Expert Barbara Karnes, RN Speaks to Realities of Death

Sahuarita Sun: Ellen Sussman

Death and dying

Barbara Karnes (left) talks to an audience member after Thursday's talk in Green Valley.

We have no role model on dying; we have movies and TV,
but that’s not how it happens.


On Thursday, Barbara Karnes looked at the realities of dying during a presentation to about 130 people at Valley Presbyterian Church.

  Karnes, an R.N., is former director of Olathe Medical Center’s Hospice and Home Health Departments in Kansas, and author of five books on the subject. Her presentation, “Dynamics of Dying: How the Body Dies,” was filled with poignant stories.

   “Other people die. I’m not going to die,” she said, gradually broaching society’s fear of death. “We can’t see ourselves as being dead.”

 The two-hour talk was designed to help neutralize the fear most people have about dying and death.

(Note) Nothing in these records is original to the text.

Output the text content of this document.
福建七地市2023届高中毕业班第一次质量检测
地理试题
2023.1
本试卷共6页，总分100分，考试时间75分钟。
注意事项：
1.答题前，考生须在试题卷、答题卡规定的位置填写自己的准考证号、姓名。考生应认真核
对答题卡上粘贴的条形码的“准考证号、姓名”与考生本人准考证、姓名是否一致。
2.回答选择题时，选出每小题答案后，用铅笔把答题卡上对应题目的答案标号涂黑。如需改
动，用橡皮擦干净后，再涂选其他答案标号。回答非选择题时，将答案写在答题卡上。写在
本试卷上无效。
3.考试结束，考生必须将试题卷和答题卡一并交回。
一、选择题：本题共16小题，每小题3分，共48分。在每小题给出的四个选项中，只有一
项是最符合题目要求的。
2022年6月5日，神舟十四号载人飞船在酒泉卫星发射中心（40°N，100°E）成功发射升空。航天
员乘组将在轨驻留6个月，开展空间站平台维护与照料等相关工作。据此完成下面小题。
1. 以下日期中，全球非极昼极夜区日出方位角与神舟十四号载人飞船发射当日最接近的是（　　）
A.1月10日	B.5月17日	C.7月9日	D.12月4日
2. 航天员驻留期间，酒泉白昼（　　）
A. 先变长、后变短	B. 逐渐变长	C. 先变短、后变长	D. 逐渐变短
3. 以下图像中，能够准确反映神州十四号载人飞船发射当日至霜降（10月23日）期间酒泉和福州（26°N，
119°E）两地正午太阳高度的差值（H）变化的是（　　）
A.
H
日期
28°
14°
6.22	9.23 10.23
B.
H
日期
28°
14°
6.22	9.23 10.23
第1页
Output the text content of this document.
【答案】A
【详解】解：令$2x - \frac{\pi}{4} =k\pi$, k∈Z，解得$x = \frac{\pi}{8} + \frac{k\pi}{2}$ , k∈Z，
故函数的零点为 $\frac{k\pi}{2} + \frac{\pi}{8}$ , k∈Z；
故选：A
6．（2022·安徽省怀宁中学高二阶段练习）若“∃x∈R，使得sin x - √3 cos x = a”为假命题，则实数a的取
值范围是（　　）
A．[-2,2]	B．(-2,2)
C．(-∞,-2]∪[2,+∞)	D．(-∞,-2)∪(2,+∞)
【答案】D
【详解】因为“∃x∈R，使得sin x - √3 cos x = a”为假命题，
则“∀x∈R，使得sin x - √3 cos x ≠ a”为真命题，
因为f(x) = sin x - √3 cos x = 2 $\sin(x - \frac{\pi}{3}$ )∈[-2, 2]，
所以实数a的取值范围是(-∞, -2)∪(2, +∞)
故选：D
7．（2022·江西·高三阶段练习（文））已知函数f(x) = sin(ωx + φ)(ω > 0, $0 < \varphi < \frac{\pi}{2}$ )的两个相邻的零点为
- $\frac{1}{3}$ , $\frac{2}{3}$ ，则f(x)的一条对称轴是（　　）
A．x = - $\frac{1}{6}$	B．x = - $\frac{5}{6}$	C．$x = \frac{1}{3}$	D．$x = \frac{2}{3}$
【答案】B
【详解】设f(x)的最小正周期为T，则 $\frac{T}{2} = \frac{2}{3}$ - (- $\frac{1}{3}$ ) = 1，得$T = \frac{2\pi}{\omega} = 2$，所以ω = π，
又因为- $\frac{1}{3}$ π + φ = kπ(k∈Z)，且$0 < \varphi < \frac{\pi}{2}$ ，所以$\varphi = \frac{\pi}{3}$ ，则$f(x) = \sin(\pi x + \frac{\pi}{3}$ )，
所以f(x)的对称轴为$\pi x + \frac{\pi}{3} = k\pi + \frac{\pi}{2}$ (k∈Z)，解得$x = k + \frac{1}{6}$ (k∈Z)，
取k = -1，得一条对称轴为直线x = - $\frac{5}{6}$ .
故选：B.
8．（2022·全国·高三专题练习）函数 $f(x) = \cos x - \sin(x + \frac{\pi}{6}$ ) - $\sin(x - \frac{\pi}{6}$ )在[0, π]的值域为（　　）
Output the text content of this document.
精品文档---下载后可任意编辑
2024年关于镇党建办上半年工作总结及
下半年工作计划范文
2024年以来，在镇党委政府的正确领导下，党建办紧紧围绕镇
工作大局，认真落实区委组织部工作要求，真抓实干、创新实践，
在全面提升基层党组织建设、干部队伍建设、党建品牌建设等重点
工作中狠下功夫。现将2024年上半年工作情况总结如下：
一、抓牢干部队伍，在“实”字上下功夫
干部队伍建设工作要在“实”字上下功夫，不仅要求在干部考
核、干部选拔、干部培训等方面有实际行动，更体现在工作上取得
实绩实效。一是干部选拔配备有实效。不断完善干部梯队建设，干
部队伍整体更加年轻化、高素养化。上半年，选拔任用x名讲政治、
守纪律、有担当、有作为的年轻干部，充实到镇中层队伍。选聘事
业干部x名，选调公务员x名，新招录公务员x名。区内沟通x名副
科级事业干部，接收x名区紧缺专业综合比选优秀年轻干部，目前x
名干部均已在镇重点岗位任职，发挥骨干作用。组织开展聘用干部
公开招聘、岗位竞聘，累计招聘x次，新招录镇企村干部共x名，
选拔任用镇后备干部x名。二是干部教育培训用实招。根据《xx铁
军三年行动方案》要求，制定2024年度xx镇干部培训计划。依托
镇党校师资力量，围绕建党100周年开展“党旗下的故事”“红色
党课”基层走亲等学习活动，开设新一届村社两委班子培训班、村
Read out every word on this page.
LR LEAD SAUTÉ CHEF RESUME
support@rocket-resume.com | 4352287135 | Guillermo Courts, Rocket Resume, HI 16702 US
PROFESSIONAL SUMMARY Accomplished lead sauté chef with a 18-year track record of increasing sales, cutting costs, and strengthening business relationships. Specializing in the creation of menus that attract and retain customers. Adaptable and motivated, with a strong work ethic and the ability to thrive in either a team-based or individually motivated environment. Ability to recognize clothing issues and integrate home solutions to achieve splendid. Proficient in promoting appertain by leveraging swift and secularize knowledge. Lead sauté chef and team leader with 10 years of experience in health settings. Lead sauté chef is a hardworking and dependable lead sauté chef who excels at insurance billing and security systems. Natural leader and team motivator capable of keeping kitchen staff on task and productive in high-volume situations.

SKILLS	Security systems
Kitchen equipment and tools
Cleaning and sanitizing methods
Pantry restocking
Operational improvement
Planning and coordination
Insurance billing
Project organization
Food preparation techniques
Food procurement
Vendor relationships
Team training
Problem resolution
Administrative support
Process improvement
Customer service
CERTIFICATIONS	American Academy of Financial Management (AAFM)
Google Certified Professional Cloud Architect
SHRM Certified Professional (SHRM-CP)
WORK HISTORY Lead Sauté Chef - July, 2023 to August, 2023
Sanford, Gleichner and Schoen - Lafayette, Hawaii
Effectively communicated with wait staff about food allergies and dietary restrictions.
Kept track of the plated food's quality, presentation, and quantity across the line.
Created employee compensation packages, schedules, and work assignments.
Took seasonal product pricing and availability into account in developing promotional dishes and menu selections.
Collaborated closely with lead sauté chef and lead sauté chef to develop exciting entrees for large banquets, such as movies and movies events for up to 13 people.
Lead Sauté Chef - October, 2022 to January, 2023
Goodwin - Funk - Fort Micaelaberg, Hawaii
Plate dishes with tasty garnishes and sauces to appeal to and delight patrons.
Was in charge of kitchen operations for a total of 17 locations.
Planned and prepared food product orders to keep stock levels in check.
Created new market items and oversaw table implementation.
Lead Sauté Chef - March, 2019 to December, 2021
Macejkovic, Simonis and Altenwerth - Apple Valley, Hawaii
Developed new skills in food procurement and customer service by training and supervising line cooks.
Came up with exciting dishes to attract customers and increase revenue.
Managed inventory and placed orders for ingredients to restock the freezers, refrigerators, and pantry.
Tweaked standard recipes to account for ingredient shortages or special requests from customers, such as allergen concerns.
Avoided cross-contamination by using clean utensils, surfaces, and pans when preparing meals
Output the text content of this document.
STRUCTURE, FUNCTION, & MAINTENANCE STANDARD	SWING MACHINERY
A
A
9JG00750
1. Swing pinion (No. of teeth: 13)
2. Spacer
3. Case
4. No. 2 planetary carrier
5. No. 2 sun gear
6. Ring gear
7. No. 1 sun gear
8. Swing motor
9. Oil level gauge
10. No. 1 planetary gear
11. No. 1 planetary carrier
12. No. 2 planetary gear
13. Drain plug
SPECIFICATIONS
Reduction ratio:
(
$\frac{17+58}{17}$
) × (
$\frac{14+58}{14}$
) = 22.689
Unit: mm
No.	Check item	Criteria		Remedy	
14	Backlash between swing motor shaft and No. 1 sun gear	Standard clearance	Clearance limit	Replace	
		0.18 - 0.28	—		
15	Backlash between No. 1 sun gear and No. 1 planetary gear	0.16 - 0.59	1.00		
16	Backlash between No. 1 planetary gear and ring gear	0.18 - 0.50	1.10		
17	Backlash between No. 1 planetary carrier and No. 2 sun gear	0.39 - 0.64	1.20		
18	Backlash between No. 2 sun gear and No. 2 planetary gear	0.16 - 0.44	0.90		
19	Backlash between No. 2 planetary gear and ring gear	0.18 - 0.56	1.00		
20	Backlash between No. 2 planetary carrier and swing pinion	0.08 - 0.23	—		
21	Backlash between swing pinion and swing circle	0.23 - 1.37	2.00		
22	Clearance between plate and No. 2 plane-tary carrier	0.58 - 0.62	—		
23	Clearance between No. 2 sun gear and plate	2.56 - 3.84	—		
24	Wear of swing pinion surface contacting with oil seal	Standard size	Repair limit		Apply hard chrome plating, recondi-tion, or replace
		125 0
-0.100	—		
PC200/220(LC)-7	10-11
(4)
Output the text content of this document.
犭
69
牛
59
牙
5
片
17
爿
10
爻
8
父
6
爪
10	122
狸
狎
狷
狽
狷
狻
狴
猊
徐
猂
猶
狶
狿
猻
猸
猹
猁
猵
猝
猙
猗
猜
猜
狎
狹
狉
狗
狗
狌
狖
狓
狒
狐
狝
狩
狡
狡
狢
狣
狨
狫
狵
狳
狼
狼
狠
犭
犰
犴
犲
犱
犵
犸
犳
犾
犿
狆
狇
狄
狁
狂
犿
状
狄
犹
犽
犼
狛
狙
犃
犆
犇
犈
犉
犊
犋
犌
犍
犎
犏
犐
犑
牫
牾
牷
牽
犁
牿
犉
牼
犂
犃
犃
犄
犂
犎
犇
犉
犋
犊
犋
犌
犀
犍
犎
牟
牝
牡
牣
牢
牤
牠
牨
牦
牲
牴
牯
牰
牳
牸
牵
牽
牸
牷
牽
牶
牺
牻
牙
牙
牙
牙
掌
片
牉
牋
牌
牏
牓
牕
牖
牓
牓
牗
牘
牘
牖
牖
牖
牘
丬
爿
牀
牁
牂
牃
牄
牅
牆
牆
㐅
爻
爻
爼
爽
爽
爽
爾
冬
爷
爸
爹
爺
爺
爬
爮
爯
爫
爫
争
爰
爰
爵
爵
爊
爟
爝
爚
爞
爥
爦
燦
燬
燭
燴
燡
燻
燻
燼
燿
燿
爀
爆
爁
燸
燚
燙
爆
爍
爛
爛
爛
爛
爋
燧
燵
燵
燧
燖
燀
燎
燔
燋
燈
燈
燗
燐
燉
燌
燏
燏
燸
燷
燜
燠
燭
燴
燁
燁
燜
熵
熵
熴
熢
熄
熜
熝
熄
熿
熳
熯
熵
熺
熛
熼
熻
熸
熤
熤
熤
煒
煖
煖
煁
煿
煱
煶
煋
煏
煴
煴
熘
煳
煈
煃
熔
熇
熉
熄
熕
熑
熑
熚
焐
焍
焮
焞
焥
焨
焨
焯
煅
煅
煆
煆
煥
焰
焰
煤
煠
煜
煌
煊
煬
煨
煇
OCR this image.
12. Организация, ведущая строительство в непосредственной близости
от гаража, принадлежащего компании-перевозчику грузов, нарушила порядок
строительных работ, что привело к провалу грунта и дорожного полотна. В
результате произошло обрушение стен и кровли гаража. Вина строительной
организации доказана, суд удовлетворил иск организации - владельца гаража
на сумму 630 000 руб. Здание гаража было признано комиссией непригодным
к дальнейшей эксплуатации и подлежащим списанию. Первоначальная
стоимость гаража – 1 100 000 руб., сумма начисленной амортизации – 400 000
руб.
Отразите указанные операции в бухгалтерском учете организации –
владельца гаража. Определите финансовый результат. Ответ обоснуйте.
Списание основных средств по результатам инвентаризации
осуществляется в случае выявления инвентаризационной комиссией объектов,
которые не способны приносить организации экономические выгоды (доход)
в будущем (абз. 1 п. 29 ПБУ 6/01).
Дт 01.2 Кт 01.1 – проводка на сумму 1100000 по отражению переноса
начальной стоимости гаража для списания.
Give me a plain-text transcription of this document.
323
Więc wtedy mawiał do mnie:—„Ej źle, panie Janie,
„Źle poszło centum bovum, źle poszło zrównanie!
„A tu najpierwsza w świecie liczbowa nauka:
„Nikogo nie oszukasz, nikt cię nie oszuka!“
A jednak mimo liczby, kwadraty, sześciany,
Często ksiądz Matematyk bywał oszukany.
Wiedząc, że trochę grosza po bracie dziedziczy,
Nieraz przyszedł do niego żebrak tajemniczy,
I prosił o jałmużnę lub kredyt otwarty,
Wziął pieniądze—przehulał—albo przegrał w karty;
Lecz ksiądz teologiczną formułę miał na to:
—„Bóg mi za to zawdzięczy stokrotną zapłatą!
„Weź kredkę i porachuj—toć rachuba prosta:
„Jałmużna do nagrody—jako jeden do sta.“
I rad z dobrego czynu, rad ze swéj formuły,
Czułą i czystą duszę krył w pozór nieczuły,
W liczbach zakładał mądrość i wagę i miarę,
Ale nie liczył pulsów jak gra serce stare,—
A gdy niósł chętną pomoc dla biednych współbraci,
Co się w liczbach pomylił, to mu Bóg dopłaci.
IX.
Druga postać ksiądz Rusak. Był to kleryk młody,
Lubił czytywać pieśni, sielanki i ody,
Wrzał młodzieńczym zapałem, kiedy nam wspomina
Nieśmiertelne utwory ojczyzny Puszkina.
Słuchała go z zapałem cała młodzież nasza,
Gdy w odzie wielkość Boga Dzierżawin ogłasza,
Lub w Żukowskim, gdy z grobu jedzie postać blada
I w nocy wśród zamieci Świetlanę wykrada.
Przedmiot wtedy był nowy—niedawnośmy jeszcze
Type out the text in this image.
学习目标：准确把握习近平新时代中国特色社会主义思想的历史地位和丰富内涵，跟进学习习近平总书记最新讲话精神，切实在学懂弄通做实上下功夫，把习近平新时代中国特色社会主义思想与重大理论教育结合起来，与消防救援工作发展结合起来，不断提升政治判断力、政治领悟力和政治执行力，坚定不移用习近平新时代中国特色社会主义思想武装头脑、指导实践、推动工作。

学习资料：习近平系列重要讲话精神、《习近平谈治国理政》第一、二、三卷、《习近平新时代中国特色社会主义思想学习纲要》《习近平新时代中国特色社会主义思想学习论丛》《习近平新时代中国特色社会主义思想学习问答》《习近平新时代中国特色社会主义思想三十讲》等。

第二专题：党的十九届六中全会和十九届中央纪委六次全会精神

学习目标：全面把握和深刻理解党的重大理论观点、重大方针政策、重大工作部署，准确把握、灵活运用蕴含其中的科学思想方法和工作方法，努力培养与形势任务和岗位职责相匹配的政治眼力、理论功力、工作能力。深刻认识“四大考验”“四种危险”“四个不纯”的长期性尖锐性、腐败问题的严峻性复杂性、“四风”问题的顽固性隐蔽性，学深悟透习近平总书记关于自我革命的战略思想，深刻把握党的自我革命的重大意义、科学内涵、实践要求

Karnes said when we find ourselves at the bedside of someone who is dying we are emotionally involved and do not really see what is happening. What is happening is distorted by our fears, and knowledge reduces fear.

Having an understanding about the normal, natural dying process — before we need the information — will help reduce that fear.

   There are two ways to die — gradual or fast, she says. Dying fast is easier on the ill or injured but is harder on the living, she said. Most people who die from disease do certain things at certain times. It may take months or weeks; when it comes down to days, hours and minutes, Karnes said we all die the same.

   We also die as we lived, she explained. A cantankerous person may be a monster as death nears. A controlling person will likely orchestrate his death giving orders to family, doctors and nurses.

   Karnes said there are commonalities among humans when dying from a terminal or long-term illness.

   Four months before death, the person stops eating meat. Sleeping habits change. The person spends more time asleep than awake. The world is no longer the person’s reality.

   “Two to three months before death a person starts to withdraw from reality. They’re taking their reality and packing their bags. They’re building a place in the other world — and that’s how it should be.”

   In the days and hours before dying the body doesn’t work right. Blood pressure is low. The body is in distress and may become incontinent. Breathing gets slower and slower.

   Though unresponsive, the person can hear.

   In today’s society death is viewed as a negative outcome and the labor of dying is harder on those watching, Karnes said.

   “It’s a painful birth into the other world.”

   The concept of hospice came to the U.S. in 1979 and Karnes said hospice care is most effective if contacted two to three months before expected death. That’s when they can do their best.

   At the end of the two-hour session a woman in the audience spoke.

   “My husband died a month ago, and everything you said happened.”